B-DENSE: Branching For Dense Ensemble Network Learning
Cherish Puniani, Tushar Kumar, Arnav Bendre, Gaurav Kumar, Shree Singhi
TL;DR
Diffusion models deliver high-quality samples but incur slow inference due to many denoising steps. The authors introduce B-DENSE, a dense trajectory supervision framework that expands the student with multiple branches to mirror intermediate teacher states and trains them with a branch-wise loss. They provide a PF-ODE–inspired interpretation and demonstrate improvements in FID, especially at ultra-low NFEs, with negligible overhead, validating compatibility with existing distillation pipelines on CIFAR-10 and ImageNet. This approach offers a practical path to faster yet high-quality diffusion sampling and broad applicability to diffusion-distillation methods.
Abstract
Inspired by non-equilibrium thermodynamics, diffusion models have achieved state-of-the-art performance in generative modeling. However, their iterative sampling nature results in high inference latency. While recent distillation techniques accelerate sampling, they discard intermediate trajectory steps. This sparse supervision leads to a loss of structural information and introduces significant discretization errors. To mitigate this, we propose B-DENSE, a novel framework that leverages multi-branch trajectory alignment.
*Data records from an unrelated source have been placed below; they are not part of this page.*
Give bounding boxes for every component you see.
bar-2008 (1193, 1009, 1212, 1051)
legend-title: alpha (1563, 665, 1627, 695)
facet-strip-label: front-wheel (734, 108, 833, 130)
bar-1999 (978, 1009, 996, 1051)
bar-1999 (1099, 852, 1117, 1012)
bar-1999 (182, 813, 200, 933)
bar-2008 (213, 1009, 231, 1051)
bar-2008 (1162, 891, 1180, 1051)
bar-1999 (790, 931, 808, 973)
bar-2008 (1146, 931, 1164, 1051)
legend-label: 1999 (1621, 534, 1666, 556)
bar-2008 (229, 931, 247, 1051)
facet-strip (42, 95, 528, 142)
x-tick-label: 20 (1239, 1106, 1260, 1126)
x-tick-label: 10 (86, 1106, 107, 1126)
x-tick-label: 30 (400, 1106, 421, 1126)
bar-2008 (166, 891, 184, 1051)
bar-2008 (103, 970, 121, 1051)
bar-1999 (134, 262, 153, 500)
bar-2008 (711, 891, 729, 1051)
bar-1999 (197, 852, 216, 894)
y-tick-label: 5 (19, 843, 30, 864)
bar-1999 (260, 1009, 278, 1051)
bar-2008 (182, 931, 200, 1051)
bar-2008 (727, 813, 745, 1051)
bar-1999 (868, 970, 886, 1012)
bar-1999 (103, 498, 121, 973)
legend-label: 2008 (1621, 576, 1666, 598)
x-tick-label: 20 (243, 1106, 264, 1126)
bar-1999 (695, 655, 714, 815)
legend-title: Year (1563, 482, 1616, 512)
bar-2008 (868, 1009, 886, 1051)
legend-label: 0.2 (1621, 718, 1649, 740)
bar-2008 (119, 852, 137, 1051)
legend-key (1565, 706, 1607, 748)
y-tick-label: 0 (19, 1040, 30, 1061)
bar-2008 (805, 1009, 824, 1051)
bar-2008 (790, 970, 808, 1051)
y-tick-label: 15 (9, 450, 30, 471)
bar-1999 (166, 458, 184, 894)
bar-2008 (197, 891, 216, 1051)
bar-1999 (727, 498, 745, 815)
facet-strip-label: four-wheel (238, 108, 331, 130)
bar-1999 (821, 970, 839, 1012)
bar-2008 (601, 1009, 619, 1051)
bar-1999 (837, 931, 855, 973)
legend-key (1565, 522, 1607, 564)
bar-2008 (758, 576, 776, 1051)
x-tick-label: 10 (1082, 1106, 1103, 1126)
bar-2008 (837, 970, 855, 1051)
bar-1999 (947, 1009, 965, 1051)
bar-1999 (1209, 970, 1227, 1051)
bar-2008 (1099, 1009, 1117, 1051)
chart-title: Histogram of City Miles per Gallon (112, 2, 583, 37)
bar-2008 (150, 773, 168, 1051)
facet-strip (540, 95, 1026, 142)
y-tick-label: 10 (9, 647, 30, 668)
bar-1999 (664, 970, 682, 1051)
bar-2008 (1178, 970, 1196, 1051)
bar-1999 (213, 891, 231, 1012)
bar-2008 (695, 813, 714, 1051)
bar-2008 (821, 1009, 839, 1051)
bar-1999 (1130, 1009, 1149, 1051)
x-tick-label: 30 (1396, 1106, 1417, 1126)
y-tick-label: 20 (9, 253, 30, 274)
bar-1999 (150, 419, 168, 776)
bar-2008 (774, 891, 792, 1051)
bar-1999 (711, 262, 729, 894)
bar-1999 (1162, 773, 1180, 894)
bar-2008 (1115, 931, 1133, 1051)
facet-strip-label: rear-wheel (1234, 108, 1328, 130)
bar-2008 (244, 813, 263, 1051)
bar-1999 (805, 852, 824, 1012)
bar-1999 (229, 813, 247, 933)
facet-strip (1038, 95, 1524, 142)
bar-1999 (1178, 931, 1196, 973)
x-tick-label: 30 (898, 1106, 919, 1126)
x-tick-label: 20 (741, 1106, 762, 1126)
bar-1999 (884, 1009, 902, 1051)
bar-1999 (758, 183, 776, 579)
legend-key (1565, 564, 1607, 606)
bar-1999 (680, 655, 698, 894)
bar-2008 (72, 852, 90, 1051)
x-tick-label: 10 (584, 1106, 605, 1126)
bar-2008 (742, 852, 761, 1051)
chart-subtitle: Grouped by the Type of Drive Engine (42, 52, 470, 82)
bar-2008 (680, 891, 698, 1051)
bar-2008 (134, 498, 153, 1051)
We modify the student architecture to output $K$-fold expanded channels, where each subset corresponds to a specific branch representing a discrete intermediate step in the teacher's trajectory. By training these branches to simultaneously map to the entire sequence of the teacher's target timesteps, we enforce dense intermediate trajectory alignment. Consequently, the student model learns to navigate the solution space from the earliest stages of training, demonstrating superior image generation quality compared to baseline distillation frameworks.